Grusellesung des Literaturforums – Tiefgründige Momente des Schreckens

Boris Koch (li.) und Carsten Schmitt ließen ihre Zuhörer auf geheimen Wegen durch das Land der Fantasy wandeln (Foto: Jürgen Bost).

Drei Autoren waren für diesen Abend angekündigt: Boris Koch aus Leipzig und der Saarländer Carsten Schmitt waren in der Tat zur Stelle und ließen ihre Zuhörer auf geheimen Wegen durch das Land der Fantasy wandeln. Kurzfristig absagen musste leider Tanja Karmann. Doch Carsten Schmitt, der mit ihr gemeinsam die Gruselzeitung “Totenschein” herausgibt, verlieh auch ihrem Schaffen eine Stimme, indem er zu Beginn der gut besuchten Veranstaltung ihren in der modischen Welt der sich selbst zum Kunstwerk erhebenden Influencerinnen spielenden Text “Einfach perfekt“ vortrug.

Im weiteren Verlauf agierten Boris Koch und Carsten Schmitt im munteren Wechselspiel und präsentierten Kurztexte und Romanauszüge, die die Menschlichkeit ihrer Figuren betonten und gleichzeitig immer wieder die Nähe von Grauen, Sozialkritik und auch Humor sichtbar werden ließen.

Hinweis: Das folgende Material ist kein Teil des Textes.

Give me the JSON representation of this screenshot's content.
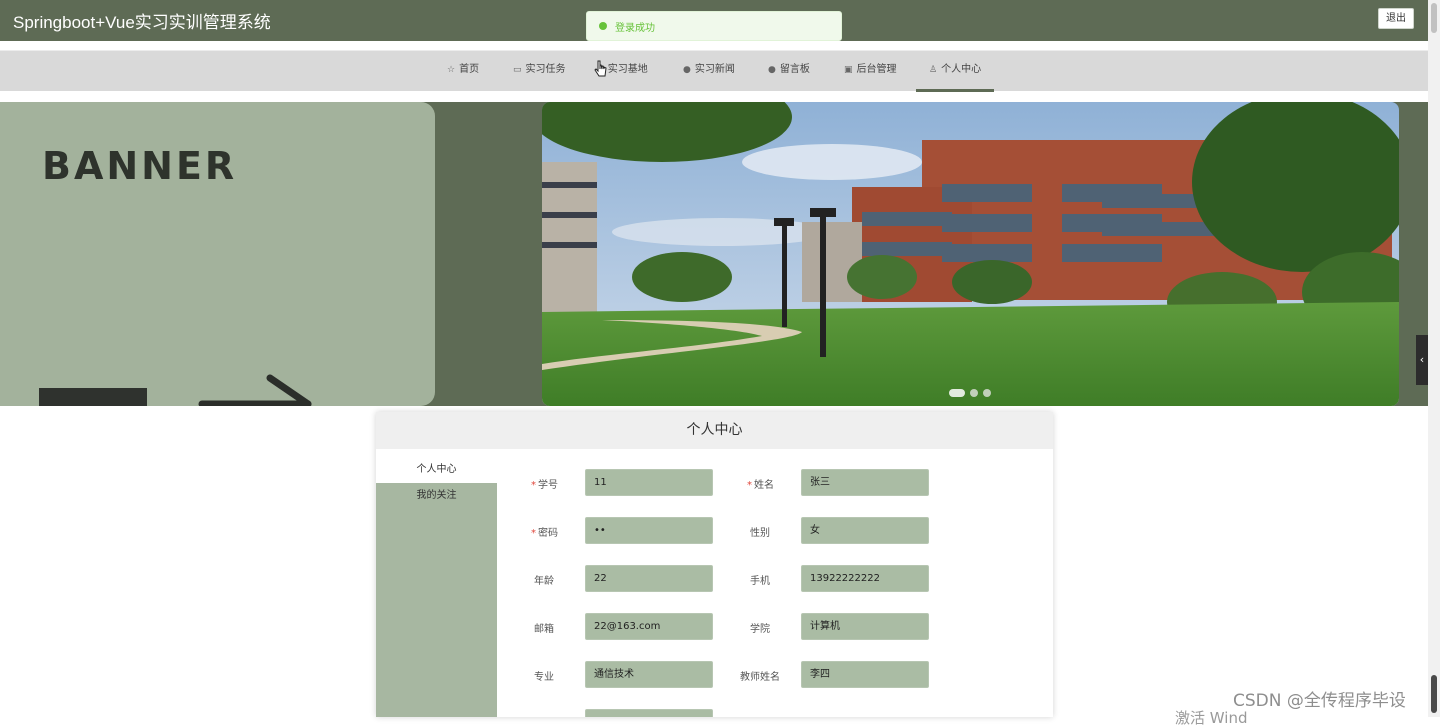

So etwa Boris Kochs gelungene Variation zu Edgar Allen Poes “Pendel” unter dem Titel “Das Bett und das Schwert”, die die Verweigerung des Erwachsenwerdens thematisiert, oder Carsten Schmitts Horrorgeschichte “Das Mädchen mit den Wahrheitsblättern”, in der auf den Spuren H.C. Andersens eine obdachlose spindeldürre junge Zeitungsverkäuferin für überraschende Wendungen sorgt.

Von modernen apokalyptischen Reitern bis hin zu von Magersucht generierten Scheibenmenschen reichte die Palette der im weiteren Verlauf der Grusellesung angesprochenen Motive.

Das Auditorium war am Ende der Veranstaltung fraglos glücklich und zeigte sich vor allem vom klaren Realitätsbezug der von den Protagonisten des Abends präsentierten fiktionalen Welten beeindruckt. Der Einbruch des Unheimlichen in die vermeintlich so gesicherte Welt des Alltags wurde von den Autoren mit hoher literarischer Qualität gestaltet und ließ die Hörer irreale Situationen und märchenhaft gestaltete magische Momente intensiv erleben.

Zum Abschluss dieses literarischen Totentanzes dankte Jürgen Bost, der Sprecher des St. Ingberter Literaturforums (ILF), seinen Gästen und kündigte nach einem kurzen Rückblick über das mit dieser Soiree endende Lesungsjahr 2023 für die Zeit nach der Winterpause weitere abwechslungsreiche Autorenbegegnungen in der Stadtbücherei an.